Nairobi earned its nickname, the Green City under the Sun, from the way jacaranda-lined avenues and sprawling parks soften its high-rise skyline. The property sits in the central business district, where glass towers hold regional headquarters for multinationals and the Nairobi Securities Exchange floors hum with continental trade. Walk east and you'll reach City Market within ten minutes, its covered stalls piled with Kikuyu baskets, Maasai beadwork, and the sharp scent of coriander bundled beside chillies. The Maasai market rotates locations through the week; on Saturdays it sets up barely over a kilometre away, drawing collectors hunting for soapstone carvings and woven kiondo bags.
The city's altitude, 1,661 metres above sea level, keeps the equatorial heat in check. Jomo Kenyatta International Airport lies thirteen kilometres southeast, connected by expressway and matatu minibuses painted in anarchic swirls of colour. Wilson Airport, five kilometres south, serves domestic flights and light aircraft heading to the Maasai Mara.
Beyond the central business district's rush, the Karen Blixen Museum occupies the farmhouse where the Danish author lived from 1917 to 1931, its rooms arranged as they were when she penned her East African essays. The Bomas of Kenya, established in 1971, stages traditional dance performances from Kenya's forty-plus ethnic groups in an open-air amphitheatre, with reconstructed homesteads demonstrating Kikuyu, Luo, and Kalenjin architectural traditions. For those drawn to wildlife without the drive to distant reserves, Nairobi National Park stretches eleven kilometres south of the city centre, its open grasslands harbouring lions, rhinos, and giraffes against a backdrop of downtown skyscrapers. Book a dawn game drive to catch predators before the midday heat scatters the herds.
The Kenya Railway Golf Club, two kilometres from the property, dates to the same railway era that birthed the city, its fairways flanked by eucalyptus. The Royal Nairobi Golf Club offers a championship course less than four kilometres away. For walks beneath indigenous forest canopy, Karura Nursery maintains trails through riparian woodland where Sykes' monkeys chatter in the understory, roughly twelve kilometres north.
January and February bring the warmest days, temperatures climbing past 26 degrees under cloudless skies. The long rains arrive in March and peak through April, turning the city's parks lush and washing dust from the eucalyptus that line Uhuru Highway. Mornings smell of wet earth and blooming Cape chestnuts.

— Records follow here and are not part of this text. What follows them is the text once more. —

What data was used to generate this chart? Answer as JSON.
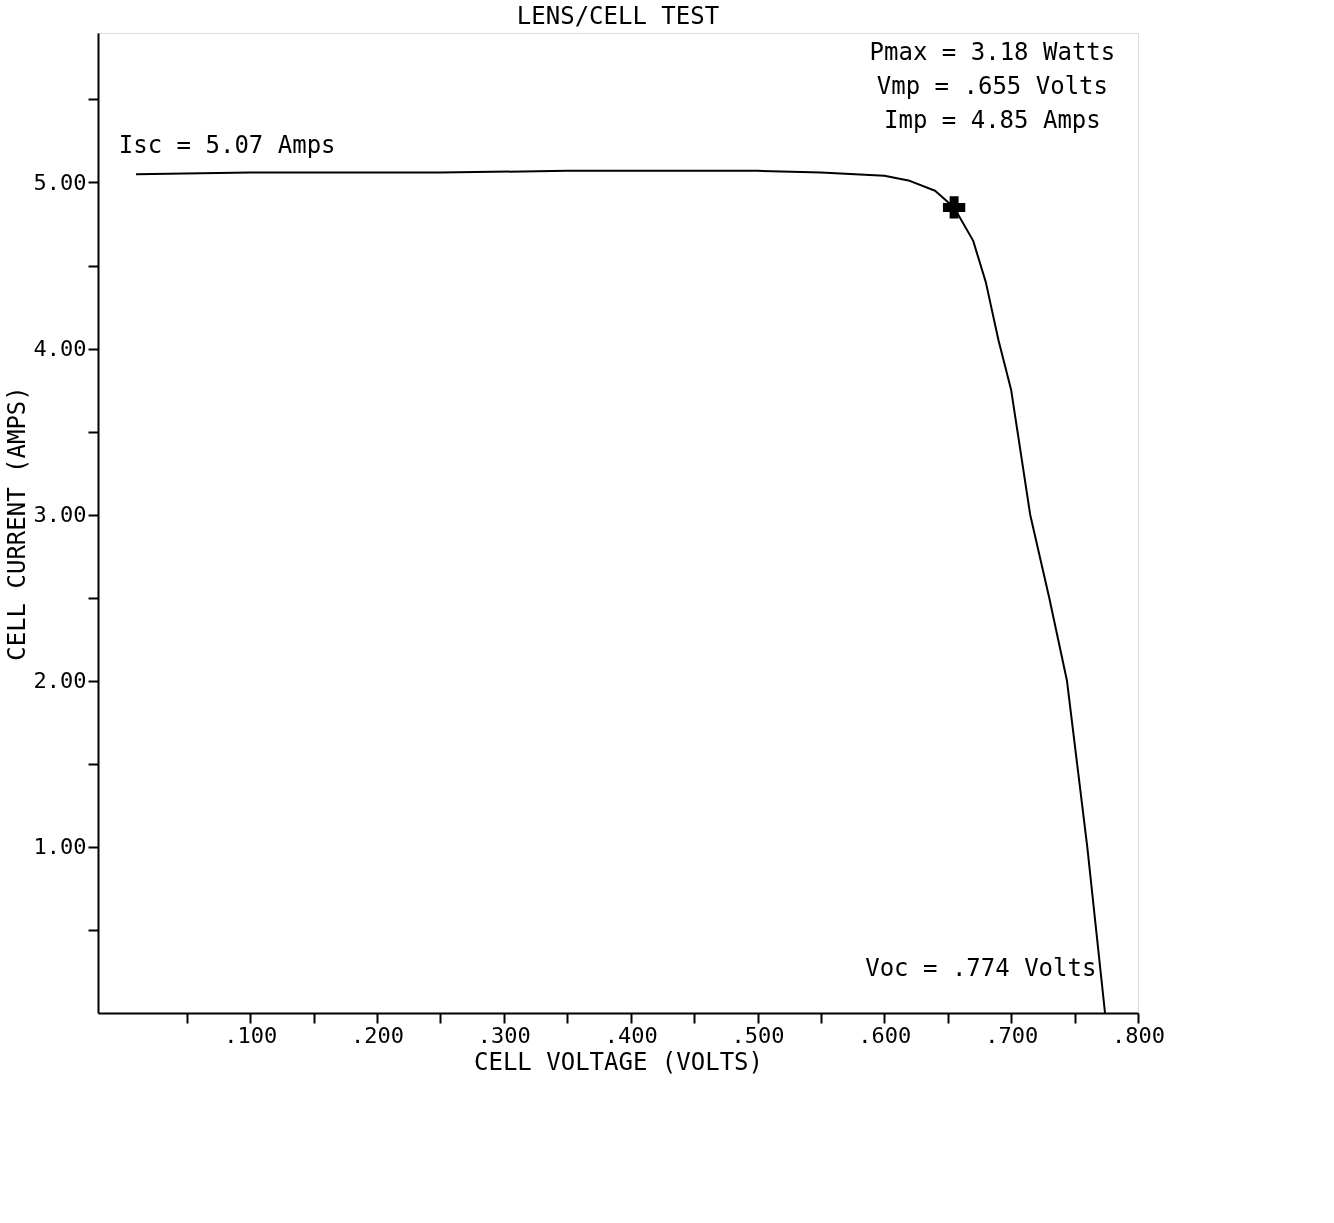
{
  "chart_data": {
    "type": "line",
    "title": "LENS/CELL TEST",
    "xlabel": "CELL VOLTAGE (VOLTS)",
    "ylabel": "CELL CURRENT  (AMPS)",
    "xlim": [
      -0.02,
      0.8
    ],
    "ylim": [
      0,
      5.9
    ],
    "xticks": [
      {
        "value": 0.05,
        "label": null
      },
      {
        "value": 0.1,
        "label": ".100"
      },
      {
        "value": 0.15,
        "label": null
      },
      {
        "value": 0.2,
        "label": ".200"
      },
      {
        "value": 0.25,
        "label": null
      },
      {
        "value": 0.3,
        "label": ".300"
      },
      {
        "value": 0.35,
        "label": null
      },
      {
        "value": 0.4,
        "label": ".400"
      },
      {
        "value": 0.45,
        "label": null
      },
      {
        "value": 0.5,
        "label": ".500"
      },
      {
        "value": 0.55,
        "label": null
      },
      {
        "value": 0.6,
        "label": ".600"
      },
      {
        "value": 0.65,
        "label": null
      },
      {
        "value": 0.7,
        "label": ".700"
      },
      {
        "value": 0.75,
        "label": null
      },
      {
        "value": 0.8,
        "label": ".800"
      }
    ],
    "yticks": [
      {
        "value": 0.5,
        "label": null
      },
      {
        "value": 1,
        "label": "1.00"
      },
      {
        "value": 1.5,
        "label": null
      },
      {
        "value": 2,
        "label": "2.00"
      },
      {
        "value": 2.5,
        "label": null
      },
      {
        "value": 3,
        "label": "3.00"
      },
      {
        "value": 3.5,
        "label": null
      },
      {
        "value": 4,
        "label": "4.00"
      },
      {
        "value": 4.5,
        "label": null
      },
      {
        "value": 5,
        "label": "5.00"
      },
      {
        "value": 5.5,
        "label": null
      }
    ],
    "grid": false,
    "line_style": "solid",
    "series": [
      {
        "marker": "none",
        "color": "#000000",
        "x": [
          0.01,
          0.1,
          0.25,
          0.35,
          0.5,
          0.55,
          0.6,
          0.62,
          0.64,
          0.655,
          0.67,
          0.68,
          0.69,
          0.7,
          0.715,
          0.73,
          0.744,
          0.76,
          0.774
        ],
        "values": [
          5.05,
          5.06,
          5.06,
          5.07,
          5.07,
          5.06,
          5.04,
          5.01,
          4.95,
          4.85,
          4.65,
          4.4,
          4.05,
          3.75,
          3.0,
          2.5,
          2.0,
          1.0,
          0
        ]
      },
      {
        "type": "scatter",
        "marker": "cross",
        "color": "#000000",
        "x": [
          0.655
        ],
        "values": [
          4.85
        ]
      }
    ],
    "annotations": [
      "Isc = 5.07 Amps",
      "Pmax = 3.18 Watts",
      "Vmp = .655 Volts",
      "Imp = 4.85 Amps",
      "Voc = .774 Volts"
    ]
  }
}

June through September delivers the coolest stretch, overnight temperatures dipping to thirteen degrees. Clear skies return, and the dry air sharpens the light that rakes across the Ngong Hills at sunset. This is peak safari season countrywide, when game viewing reaches its zenith in the Mara.
October ushers in short rains, brief afternoon downpours that clear by evening. November sees the heaviest precipitation before December dries out again, offering warm, stable conditions as the year closes. The altitude ensures Nairobi never feels oppressive, even at the equator.